John Steiner, a representative of the Society of Automotive Engineers who worked on the standards, said the process takes time because the technology for heavy vehicles is so complex. The weight of buses and trucks has to be taken into account, he said, as well as significant variations in design.
“You could have three models of a Freightliner,” he said. “If you pop the hood, they could be totally different. That’s the challenge on the commercial truck side. The systems have to be completely tailored to need, whether it’s a dump truck or oil rig truck, whereas in a passenger vehicle it’s simple.”
It also takes time to convince manufacturers that the cost is worth it, especially when they’re already hurting economically, Steiner said. A black box for a large truck can cost $600, he said.

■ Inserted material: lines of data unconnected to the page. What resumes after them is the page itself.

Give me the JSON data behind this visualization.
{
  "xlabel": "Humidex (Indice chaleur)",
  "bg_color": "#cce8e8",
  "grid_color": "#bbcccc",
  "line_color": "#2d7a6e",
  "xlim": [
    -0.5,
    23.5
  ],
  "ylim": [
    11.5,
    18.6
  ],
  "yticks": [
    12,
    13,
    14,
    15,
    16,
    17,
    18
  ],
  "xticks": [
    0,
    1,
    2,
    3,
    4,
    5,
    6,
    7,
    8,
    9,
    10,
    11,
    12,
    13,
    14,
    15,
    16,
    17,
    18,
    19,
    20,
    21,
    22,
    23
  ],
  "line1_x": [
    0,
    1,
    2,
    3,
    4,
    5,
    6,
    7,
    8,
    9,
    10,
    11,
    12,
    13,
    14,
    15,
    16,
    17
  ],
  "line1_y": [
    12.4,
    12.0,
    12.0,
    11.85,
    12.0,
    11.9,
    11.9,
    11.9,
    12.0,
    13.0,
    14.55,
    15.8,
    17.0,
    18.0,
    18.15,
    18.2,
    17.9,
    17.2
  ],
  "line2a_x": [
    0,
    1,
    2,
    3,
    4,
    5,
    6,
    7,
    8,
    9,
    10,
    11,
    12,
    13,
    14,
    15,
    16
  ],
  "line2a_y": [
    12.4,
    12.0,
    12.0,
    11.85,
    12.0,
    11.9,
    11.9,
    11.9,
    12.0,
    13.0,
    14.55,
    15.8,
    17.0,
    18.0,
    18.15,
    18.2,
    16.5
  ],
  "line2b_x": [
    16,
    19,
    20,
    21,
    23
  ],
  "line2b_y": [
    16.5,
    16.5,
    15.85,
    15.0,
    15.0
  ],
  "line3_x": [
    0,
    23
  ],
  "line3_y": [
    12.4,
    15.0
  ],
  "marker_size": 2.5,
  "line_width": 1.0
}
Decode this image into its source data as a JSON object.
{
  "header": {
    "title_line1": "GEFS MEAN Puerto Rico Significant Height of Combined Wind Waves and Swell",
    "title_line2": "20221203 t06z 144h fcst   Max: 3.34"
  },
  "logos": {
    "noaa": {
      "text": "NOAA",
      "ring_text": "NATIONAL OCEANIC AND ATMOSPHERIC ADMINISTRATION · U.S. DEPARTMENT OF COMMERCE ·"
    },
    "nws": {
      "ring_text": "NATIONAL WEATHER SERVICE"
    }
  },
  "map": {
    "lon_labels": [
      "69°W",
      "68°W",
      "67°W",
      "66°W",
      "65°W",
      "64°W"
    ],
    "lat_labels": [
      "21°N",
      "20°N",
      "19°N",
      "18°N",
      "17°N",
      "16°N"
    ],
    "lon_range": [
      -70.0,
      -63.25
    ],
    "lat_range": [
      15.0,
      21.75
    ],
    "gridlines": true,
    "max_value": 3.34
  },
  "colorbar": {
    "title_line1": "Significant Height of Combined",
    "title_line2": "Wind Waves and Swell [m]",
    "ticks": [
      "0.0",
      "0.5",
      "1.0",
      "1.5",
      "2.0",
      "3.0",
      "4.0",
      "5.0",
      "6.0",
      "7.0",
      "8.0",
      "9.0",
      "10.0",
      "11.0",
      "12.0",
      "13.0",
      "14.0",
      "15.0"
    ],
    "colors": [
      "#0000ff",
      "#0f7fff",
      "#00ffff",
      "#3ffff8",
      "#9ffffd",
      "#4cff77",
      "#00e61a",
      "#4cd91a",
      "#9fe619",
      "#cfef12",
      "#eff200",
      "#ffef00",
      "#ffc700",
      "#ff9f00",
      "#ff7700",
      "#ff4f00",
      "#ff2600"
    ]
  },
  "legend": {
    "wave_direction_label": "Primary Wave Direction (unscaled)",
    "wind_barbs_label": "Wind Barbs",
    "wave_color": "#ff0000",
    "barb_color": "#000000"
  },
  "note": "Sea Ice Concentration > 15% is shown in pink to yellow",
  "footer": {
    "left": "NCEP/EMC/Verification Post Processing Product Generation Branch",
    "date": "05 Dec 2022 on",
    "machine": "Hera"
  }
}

William Messerschmidt, who runs a website on data recorders for trucks and also started a private firm that investigates accidents, said cost isn’t the only reason some manufacturers still oppose the technology.
Information from data recorders can be used in lawsuits and in criminal trials, he said. There’s a lot of concern about putting data “out there for everyone else to see.”
Proposed Legislation
While NHTSA responded slowly to calls for black boxes in motor vehicles, Congress moved swiftly after acceleration problems in some Toyotas drew intense public interest earlier this year.
The Motor Vehicle Safety Act of 2010 is a sweeping piece of legislation that would give NHTSA more resources and more teeth. For example, the agency could order manufacturers to immediately recall unsafe vehicles and impose higher fines on carmakers. The act also would require small, light-duty cars sold in the U.S. to have black box data recorders rather than leaving that decision up to manufacturers.